4 Ocak 2009 Pazar

Futbol, Din, Kan

Nesnel tarihte futbolla ilgili geçmiş bilgiler çok fazla değildir. Kömür işçilerinin sendika düşmanlıklarından tutun da, çoraplarını birleştirerek oynayan Aztek yerlileri, kafasını kestiği düşmanının rezil olması için sokakta ayaklarla dolaştırılan kelle efsaneleri ile doludur.

Peki hangisi doğrudur? Ya da sen hangisini kabul ediyorsun?

Hey! diye bağırıyor arkamdan biri. Yarım saat boş boş konuşup kendisine bira ısmarlatacak bir tip sanıyorum kendisini, pek umursamıyorum.

Siz İngilizler diyor, buraya gelip bunları okuyup maçın devre arasında koşup hotdog sırasına girmeyi nasıl başarıyorsunuz anlamıyorum, benim babam zoraki iskanla gidip Fratton parkta çalıştırılmıştı, sonuç ne oldu biliyor musun "ölüm" diyor. O an arkamı dönüp gülümsüyorum ona.

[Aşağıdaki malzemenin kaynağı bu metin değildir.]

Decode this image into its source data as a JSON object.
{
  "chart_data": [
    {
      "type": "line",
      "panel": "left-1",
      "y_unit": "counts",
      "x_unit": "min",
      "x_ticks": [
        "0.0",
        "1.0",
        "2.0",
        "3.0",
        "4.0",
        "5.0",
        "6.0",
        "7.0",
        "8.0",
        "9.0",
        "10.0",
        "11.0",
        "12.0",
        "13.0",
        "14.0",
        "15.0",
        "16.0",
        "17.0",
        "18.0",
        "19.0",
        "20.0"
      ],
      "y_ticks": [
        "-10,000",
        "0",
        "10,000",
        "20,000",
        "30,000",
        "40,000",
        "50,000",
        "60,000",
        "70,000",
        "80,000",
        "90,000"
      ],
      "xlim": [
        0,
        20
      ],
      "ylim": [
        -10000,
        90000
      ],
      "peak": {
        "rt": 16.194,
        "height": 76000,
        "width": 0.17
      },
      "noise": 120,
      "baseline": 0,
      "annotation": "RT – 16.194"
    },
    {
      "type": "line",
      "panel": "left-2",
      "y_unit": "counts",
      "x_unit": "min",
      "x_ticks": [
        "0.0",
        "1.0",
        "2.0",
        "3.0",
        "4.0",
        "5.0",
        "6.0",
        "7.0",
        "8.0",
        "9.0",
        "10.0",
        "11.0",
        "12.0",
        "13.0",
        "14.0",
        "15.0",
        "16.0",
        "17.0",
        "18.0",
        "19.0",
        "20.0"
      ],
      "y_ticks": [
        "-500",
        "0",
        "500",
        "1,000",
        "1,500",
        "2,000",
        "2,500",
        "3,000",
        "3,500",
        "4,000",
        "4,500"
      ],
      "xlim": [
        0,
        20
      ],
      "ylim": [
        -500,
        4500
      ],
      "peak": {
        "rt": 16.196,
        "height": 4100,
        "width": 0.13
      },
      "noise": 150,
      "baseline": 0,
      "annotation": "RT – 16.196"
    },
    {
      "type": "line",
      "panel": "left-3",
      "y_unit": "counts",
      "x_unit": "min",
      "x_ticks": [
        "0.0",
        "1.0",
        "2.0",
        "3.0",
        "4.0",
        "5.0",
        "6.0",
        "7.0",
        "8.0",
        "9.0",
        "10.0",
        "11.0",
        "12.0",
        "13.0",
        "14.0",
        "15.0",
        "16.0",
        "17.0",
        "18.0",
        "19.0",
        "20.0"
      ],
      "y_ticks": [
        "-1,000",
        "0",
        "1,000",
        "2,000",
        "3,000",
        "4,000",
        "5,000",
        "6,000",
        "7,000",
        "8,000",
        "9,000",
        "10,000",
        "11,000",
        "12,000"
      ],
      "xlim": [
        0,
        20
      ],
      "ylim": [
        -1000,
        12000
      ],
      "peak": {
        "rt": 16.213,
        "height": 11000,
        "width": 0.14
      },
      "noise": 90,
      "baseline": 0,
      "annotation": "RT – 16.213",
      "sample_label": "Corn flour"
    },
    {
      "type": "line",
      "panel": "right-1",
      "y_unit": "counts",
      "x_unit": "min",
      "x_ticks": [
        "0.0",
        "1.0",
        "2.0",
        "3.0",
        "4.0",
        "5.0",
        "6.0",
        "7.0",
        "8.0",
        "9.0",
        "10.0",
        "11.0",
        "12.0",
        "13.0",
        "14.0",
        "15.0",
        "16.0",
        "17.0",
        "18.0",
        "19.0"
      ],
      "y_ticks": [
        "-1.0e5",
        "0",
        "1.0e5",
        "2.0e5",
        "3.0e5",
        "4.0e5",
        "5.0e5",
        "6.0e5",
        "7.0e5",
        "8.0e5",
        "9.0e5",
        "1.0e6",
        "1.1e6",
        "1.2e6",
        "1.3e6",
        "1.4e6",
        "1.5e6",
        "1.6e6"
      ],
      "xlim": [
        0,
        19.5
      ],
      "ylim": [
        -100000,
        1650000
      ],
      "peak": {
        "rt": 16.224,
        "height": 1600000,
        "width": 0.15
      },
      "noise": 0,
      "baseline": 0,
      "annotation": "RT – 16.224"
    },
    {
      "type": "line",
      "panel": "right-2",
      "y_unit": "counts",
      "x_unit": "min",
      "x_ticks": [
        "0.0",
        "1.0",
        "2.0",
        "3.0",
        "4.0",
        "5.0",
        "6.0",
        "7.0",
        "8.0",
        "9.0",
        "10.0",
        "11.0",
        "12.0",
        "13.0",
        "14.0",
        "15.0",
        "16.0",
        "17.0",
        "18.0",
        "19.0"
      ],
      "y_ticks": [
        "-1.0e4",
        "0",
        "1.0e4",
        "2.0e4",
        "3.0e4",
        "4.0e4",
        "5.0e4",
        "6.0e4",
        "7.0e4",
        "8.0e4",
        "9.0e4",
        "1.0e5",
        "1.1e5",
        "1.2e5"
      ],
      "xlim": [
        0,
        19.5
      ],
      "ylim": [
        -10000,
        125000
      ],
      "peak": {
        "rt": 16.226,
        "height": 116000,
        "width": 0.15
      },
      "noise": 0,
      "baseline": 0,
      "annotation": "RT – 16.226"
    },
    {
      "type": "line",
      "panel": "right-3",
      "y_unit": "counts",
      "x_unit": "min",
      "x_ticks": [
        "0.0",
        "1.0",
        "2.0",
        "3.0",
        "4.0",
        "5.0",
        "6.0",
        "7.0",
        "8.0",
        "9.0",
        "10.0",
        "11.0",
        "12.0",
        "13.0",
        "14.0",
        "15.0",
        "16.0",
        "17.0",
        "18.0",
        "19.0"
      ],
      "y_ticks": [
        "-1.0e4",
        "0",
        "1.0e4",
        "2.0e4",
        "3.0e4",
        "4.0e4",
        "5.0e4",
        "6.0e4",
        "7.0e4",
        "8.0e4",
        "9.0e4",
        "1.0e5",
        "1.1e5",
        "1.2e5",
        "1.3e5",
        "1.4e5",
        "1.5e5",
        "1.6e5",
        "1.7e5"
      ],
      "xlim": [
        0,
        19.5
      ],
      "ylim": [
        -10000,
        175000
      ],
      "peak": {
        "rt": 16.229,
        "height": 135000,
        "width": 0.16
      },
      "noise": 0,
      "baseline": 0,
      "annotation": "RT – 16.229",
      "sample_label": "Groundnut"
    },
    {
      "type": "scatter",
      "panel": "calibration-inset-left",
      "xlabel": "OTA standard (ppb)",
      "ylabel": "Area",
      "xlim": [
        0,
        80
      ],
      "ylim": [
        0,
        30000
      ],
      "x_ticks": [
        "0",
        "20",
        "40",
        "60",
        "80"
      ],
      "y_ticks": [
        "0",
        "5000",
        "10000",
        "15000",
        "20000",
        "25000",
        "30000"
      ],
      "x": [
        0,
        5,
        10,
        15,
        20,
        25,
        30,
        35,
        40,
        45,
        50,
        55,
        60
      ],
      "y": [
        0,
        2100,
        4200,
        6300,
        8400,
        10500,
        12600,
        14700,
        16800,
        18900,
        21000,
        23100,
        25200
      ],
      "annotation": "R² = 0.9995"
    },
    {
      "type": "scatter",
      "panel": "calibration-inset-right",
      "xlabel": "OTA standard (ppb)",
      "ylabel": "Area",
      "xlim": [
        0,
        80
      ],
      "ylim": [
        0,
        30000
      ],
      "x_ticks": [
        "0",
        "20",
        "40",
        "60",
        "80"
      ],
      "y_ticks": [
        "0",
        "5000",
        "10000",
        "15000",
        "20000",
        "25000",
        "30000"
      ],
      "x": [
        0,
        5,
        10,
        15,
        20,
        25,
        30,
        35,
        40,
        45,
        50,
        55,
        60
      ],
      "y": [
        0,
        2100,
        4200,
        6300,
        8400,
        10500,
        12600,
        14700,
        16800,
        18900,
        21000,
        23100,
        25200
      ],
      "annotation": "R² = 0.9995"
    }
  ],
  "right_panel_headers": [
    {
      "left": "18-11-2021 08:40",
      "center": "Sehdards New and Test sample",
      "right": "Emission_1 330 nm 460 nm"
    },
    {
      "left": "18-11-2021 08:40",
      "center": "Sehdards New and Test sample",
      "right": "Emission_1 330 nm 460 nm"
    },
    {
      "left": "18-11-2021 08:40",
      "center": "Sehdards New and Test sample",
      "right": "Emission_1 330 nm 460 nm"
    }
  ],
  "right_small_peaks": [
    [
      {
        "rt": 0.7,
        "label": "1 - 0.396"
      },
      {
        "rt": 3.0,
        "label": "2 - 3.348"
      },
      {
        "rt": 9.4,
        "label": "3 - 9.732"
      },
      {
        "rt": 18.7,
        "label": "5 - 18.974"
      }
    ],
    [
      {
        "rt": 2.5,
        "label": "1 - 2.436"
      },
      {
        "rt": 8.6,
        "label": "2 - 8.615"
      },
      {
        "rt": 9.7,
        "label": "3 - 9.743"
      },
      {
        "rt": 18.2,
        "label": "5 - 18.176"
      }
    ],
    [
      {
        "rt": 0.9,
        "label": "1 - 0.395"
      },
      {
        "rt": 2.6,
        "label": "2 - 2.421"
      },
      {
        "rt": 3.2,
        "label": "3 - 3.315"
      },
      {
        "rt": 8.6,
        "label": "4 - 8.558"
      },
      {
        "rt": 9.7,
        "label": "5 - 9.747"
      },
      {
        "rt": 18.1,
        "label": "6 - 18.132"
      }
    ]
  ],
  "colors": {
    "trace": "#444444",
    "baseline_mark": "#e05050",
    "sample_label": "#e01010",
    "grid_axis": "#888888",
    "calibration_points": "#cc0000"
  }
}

Anlatmaya başlıyor Mr. Mattock. O zor Gal lehçesini çözmek yerine yüzündeki acı ve nefreti izliyorum bir süreliğine. Anlatıkça dinliyor, dinledikçe daha çok şaşırıyorum.

Futbolun İngiltere gerçeği esasında hiçbir kitapta bulunmayan acılarla dolu. Endüstriyel dönemin getirdiği gelir dağılımının uçurumlaşmasının bir sonucu ortaya Kraliyet'in çıkardığı bir oyundur aslında Futbol. Kabul, olayı bu kadar basite indirgemek şu an milyarlarca dolarlık bir endüstriyi görmezlikten gelmek değil aslında, tıpkı 40'lı yıllarda yeni kurulan bir cumhuriyette okullarda okutulan tarih müfredatında 700 yıllık bir imparatorluğu görmezlikten gelmek gibi bir duruma benziyor bu. Acı geçmişi unutmak istemek, geleceğe umutla bakmayı istemek gibi.

Acılar,Umut ve Korkular..

Hiçbir devrim yahut ihtilal kansız olmamıştır. Özellikle 1800'li yıllardaki Gal, İrlanda, İskoçyalıların İngiliz kraliyetine karşı hissetikleri gibi.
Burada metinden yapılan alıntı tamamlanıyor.